Faiminisme - Nora Bouazzouni

Faiminisme  - Nora Bouazzouni
Faiminisme  - Nora Bouazzouni
Nouriturfu, 2017, 120 pages



Quand le sexisme passe à table

Dans une époque devenue si sensible au slow food, si attentive aux tendances culinaires, nous nous voilons trop souvent la face sur la place de la femme dans l'organisation de cet acte essentiel qui est celui de (se) nourrir. Rapports ambigus ou destructeurs entre chair et chère, domestication et émancipation, genre et gastronomie... Avec ce livre, nous tentons d'expliquer par le menu comment nourriture, sexe et genre féminin demeurent intimement liés, et comment l'alimentation a toujours permis d'asservir les femmes.


Le grand atout de ce petit livre c’est de traiter le sujet de la nourriture et des femmes dans une optique plus large que la seule question de la nourriture ingérée. En effet, la journaliste commence par évoquer les femmes cheffes (certainement la partie qui m’a la plus intéressée) puis la question de la production agricole. Elle traite même, et c’est rare dans les ouvrages français, du spécisme et de ses liens avec le patriarcat.

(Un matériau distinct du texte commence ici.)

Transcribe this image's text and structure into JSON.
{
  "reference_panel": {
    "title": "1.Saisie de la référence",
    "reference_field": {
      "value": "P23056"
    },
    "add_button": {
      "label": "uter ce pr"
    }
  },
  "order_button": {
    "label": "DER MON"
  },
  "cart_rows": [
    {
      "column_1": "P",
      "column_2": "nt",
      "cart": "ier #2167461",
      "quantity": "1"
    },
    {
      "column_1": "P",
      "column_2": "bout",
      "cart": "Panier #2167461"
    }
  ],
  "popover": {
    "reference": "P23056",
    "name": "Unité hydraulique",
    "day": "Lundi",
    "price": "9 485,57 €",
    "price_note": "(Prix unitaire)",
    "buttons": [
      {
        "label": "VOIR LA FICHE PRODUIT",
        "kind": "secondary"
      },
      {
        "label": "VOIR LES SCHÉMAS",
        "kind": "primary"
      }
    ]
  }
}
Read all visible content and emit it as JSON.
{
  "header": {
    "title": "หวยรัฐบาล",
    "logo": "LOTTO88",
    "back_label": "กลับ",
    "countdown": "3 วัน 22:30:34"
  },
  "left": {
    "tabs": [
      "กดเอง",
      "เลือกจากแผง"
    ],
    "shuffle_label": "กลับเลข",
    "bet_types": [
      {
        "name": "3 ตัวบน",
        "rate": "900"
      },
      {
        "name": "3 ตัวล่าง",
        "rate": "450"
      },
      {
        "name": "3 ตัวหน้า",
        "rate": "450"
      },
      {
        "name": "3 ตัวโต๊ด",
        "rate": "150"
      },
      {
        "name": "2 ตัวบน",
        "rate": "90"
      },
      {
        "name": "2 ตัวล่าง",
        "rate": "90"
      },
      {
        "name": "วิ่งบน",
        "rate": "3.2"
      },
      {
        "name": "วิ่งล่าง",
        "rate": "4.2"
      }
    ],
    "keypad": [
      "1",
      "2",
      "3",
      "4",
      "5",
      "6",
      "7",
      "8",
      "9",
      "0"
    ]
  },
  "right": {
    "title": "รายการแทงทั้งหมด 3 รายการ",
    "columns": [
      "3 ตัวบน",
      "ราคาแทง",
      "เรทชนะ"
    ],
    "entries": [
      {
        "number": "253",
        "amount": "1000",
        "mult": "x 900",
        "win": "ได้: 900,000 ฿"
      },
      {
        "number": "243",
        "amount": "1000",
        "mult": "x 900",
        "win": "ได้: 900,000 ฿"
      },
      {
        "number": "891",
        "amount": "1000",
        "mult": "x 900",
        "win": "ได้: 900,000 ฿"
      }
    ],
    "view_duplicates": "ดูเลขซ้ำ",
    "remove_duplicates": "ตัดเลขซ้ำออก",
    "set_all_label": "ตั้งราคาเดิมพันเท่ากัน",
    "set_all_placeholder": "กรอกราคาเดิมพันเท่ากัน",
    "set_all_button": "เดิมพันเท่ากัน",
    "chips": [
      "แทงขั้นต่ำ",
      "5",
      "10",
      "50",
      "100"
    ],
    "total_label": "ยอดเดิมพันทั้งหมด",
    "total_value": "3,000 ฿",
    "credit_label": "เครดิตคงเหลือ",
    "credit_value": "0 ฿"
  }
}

Si le propos n’est pas révolutionnaire, il a l’avantage d’être simple et accessible, ce qui n’est pas la principale qualité de certains essais.
D’une façon générale, Nora Bouazzouni remet dans le bon sens les énonciations qui visent à démontrer que l’homme est supérieur à la femme. On notera en particulier l’accaparation de nourriture et/ou de nourriture de qualité par les hommes au détriment des femmes ce qui impliquera plus de force pour les premiers et perpétuera l’idée que les femmes sont faibles. Ce sont toujours les femmes qui sont sacrifiées quand il manque de nourriture ; de même, les mères, quelle que soit la culture et les moyens financiers, auront tendance à plus nourrir leurs fils que leurs filles. Or ce n’est pas parce que les secondes ont moins de besoins que les premiers comme la rhétorique traditionnelle voudrait le faire croire.

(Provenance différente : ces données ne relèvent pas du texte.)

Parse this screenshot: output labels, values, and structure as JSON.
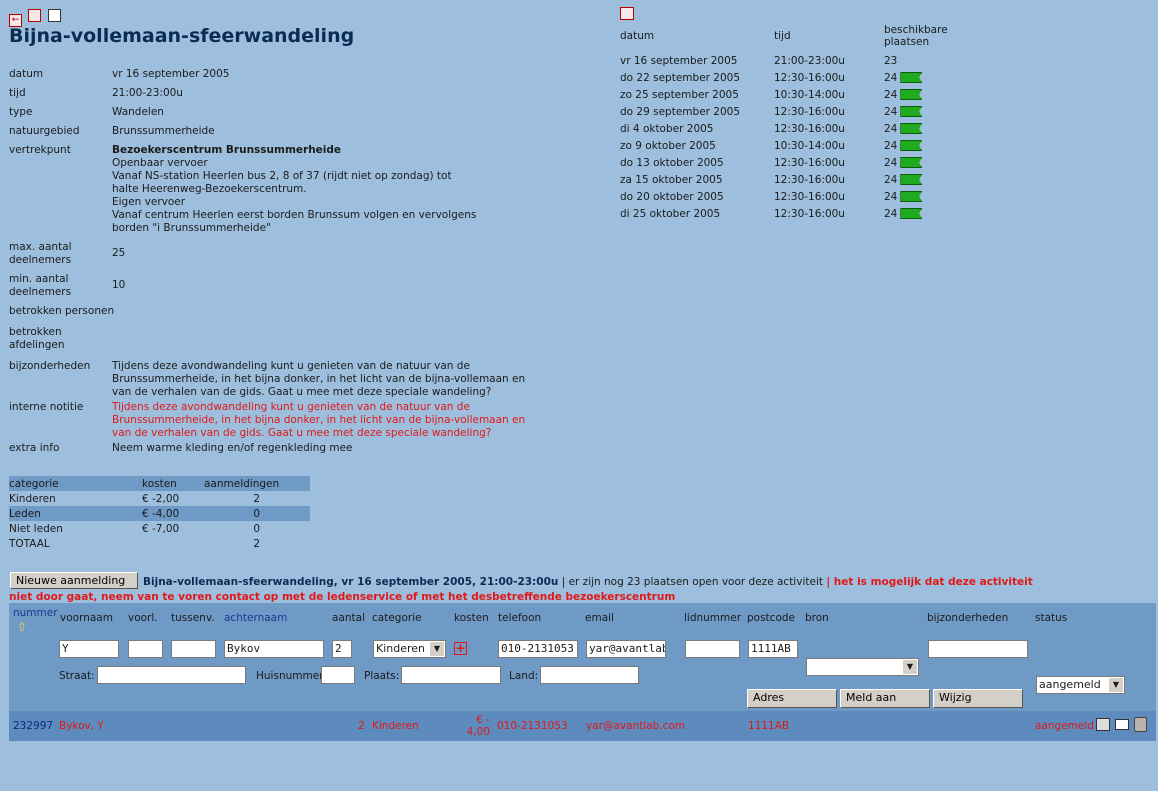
{
  "activity": {
    "title": "Bijna-vollemaan-sfeerwandeling",
    "details": [
      {
        "label": "datum",
        "value": "vr 16 september 2005"
      },
      {
        "label": "tijd",
        "value": "21:00-23:00u"
      },
      {
        "label": "type",
        "value": "Wandelen"
      },
      {
        "label": "natuurgebied",
        "value": "Brunssummerheide"
      }
    ],
    "vertrekpunt": {
      "label": "vertrekpunt",
      "name": "Bezoekerscentrum Brunssummerheide",
      "lines": [
        "Openbaar vervoer",
        "Vanaf NS-station Heerlen bus 2, 8 of 37 (rijdt niet op zondag) tot halte Heerenweg-Bezoekerscentrum.",
        "Eigen vervoer",
        "Vanaf centrum Heerlen eerst borden Brunssum volgen en vervolgens borden \"i Brunssummerheide\""
      ]
    },
    "max_label": "max. aantal deelnemers",
    "max_value": "25",
    "min_label": "min. aantal deelnemers",
    "min_value": "10",
    "persons_label": "betrokken personen",
    "depts_label": "betrokken afdelingen",
    "special_label": "bijzonderheden",
    "special_value": "Tijdens deze avondwandeling kunt u genieten van de natuur van de Brunssummerheide, in het bijna donker, in het licht van de bijna-vollemaan en van de verhalen van de gids. Gaat u mee met deze speciale wandeling?",
    "note_label": "interne notitie",
    "note_value": "Tijdens deze avondwandeling kunt u genieten van de natuur van de Brunssummerheide, in het bijna donker, in het licht van de bijna-vollemaan en van de verhalen van de gids. Gaat u mee met deze speciale wandeling?",
    "extra_label": "extra info",
    "extra_value": "Neem warme kleding en/of regenkleding mee"
  },
  "costs": {
    "headers": [
      "categorie",
      "kosten",
      "aanmeldingen"
    ],
    "rows": [
      [
        "Kinderen",
        "€ -2,00",
        "2"
      ],
      [
        "Leden",
        "€ -4,00",
        "0"
      ],
      [
        "Niet leden",
        "€ -7,00",
        "0"
      ],
      [
        "TOTAAL",
        "",
        "2"
      ]
    ]
  },
  "dates": {
    "headers": [
      "datum",
      "tijd",
      "beschikbare plaatsen"
    ],
    "rows": [
      [
        "vr 16 september 2005",
        "21:00-23:00u",
        "23"
      ],
      [
        "do 22 september 2005",
        "12:30-16:00u",
        "24"
      ],
      [
        "zo 25 september 2005",
        "10:30-14:00u",
        "24"
      ],
      [
        "do 29 september 2005",
        "12:30-16:00u",
        "24"
      ],
      [
        "di 4 oktober 2005",
        "12:30-16:00u",
        "24"
      ],
      [
        "zo 9 oktober 2005",
        "10:30-14:00u",
        "24"
      ],
      [
        "do 13 oktober 2005",
        "12:30-16:00u",
        "24"
      ],
      [
        "za 15 oktober 2005",
        "12:30-16:00u",
        "24"
      ],
      [
        "do 20 oktober 2005",
        "12:30-16:00u",
        "24"
      ],
      [
        "di 25 oktober 2005",
        "12:30-16:00u",
        "24"
      ]
    ]
  },
  "registration": {
    "new_button": "Nieuwe aanmelding",
    "summary_bold": "Bijna-vollemaan-sfeerwandeling, vr 16 september 2005, 21:00-23:00u",
    "summary_sep": " | er zijn nog 23 plaatsen open voor deze activiteit ",
    "warning_1": "| het is mogelijk dat deze activiteit",
    "warning_2": "niet door gaat, neem van te voren contact op met de ledenservice of met het desbetreffende bezoekerscentrum",
    "headers": {
      "nummer": "nummer",
      "voornaam": "voornaam",
      "voorl": "voorl.",
      "tussenv": "tussenv.",
      "achternaam": "achternaam",
      "aantal": "aantal",
      "categorie": "categorie",
      "kosten": "kosten",
      "telefoon": "telefoon",
      "email": "email",
      "lidnummer": "lidnummer",
      "postcode": "postcode",
      "bron": "bron",
      "bijzonderheden": "bijzonderheden",
      "status": "status"
    },
    "values": {
      "voornaam": "Y",
      "voorl": "",
      "tussenv": "",
      "achternaam": "Bykov",
      "aantal": "2",
      "categorie": "Kinderen",
      "telefoon": "010-2131053",
      "email": "yar@avantlab",
      "lidnummer": "",
      "postcode": "1111AB",
      "bron": "",
      "bijzonderheden": "",
      "status": "aangemeld"
    },
    "address": {
      "straat": "Straat:",
      "huisnummer": "Huisnummer:",
      "plaats": "Plaats:",
      "land": "Land:"
    },
    "buttons": {
      "adres": "Adres",
      "meld_aan": "Meld aan",
      "wijzig": "Wijzig"
    }
  },
  "result": {
    "nummer": "232997",
    "naam": "Bykov, Y",
    "aantal": "2",
    "categorie": "Kinderen",
    "kosten_1": "€ -",
    "kosten_2": "4,00",
    "telefoon": "010-2131053",
    "email": "yar@avantlab.com",
    "postcode": "1111AB",
    "status": "aangemeld"
  }
}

Autre idée, que l’on croise plutôt dans des ouvrages anglophones : « S’il nous est aussi difficile d’imaginer un monde sans abattoirs qu’un monde où les femmes seraient réellement les égales des hommes, c’est qu’il faudrait pour cela que l’homme renonce à ses prérogatives. Et certains y voient un signe de faiblesse. » En effet, il s’agirait pour les hommes de renoncer à leur pouvoir (sur les femmes et  les animaux notamment – le livre évoque très peu la question du racisme, pourtant également très liée aux deux autres).

Enfin, sur la question du corps des femmes, l’autrice cite notamment Susie Orbach : les filles « sont élevées dans l’idée que leur corps est une chose à construire et non à vivre. »
On connaît toutes (au moins) un homme bedonnant, négligé, etc. qui se permet de faire des réflexions aux femmes sur leur physique ; c’est qu’il se sent légitimé par des millénaires de sexisme et de patriarcat en général.

Mais aussi, cette idée développée par certaines sociologues que « la plus grande réussite du patriarcat, c’est d’avoir divisé les femmes en classes supérieures et inférieures pour les empêcher de se soulever contre la domination masculine. » (Roxane Gay l’évoque dans Bad Feminist sur un mode plus terre-à-terre, incitant les femmes à être amies au lieu de se traiter en adversaires). L’idée étant que les femmes se surveillent entre elles et qu’elles préfèrent obéir aux règles des hommes plutôt que d’être marginalisées (voire punies, ce qui dans ce cas enlève toute notion de « préférence »).
Enfin, un mot sur le body positive qui me fait grincer des dents pour diverses raisons, notamment l’idée qu’il faut s’aimer quelle que soit notre silhouette alors que l’important c’est surtout de se faire respecter, quelle que soit notre silhouette (là aussi, Roxane Gay ne dirait pas autre chose).

Quelques bémols : le style très oral, qu’on finit par oublier car le propos est intéressant mais il aurait été possible d’écrire mieux sans pour autant trop en faire dans l’excès inverse. J’ai également relevé quelques propos un peu trop rapides qu’un esprit critique pourrait retourner contre l’autrice quand ma lecture bienveillante a compris qu’il s’agissait de raccourcis et que Nora Bouazzouni dispose d’arguments pour les compléter si nécessaire.


Pour conclure ce billet très brouillon, soulignons que Faiminisme (quel chouette titre !) est un livre enthousiasmant qui ne prétend pas aller au fond de chaque problématique mais qui présente une vision globale des différentes formes de discrimination à l’égard des femmes à partir d’un sujet d’importance (foi d’estomac sur pattes), la nourriture.

A lire, annoter, « post-iter », offrir et s’offrir.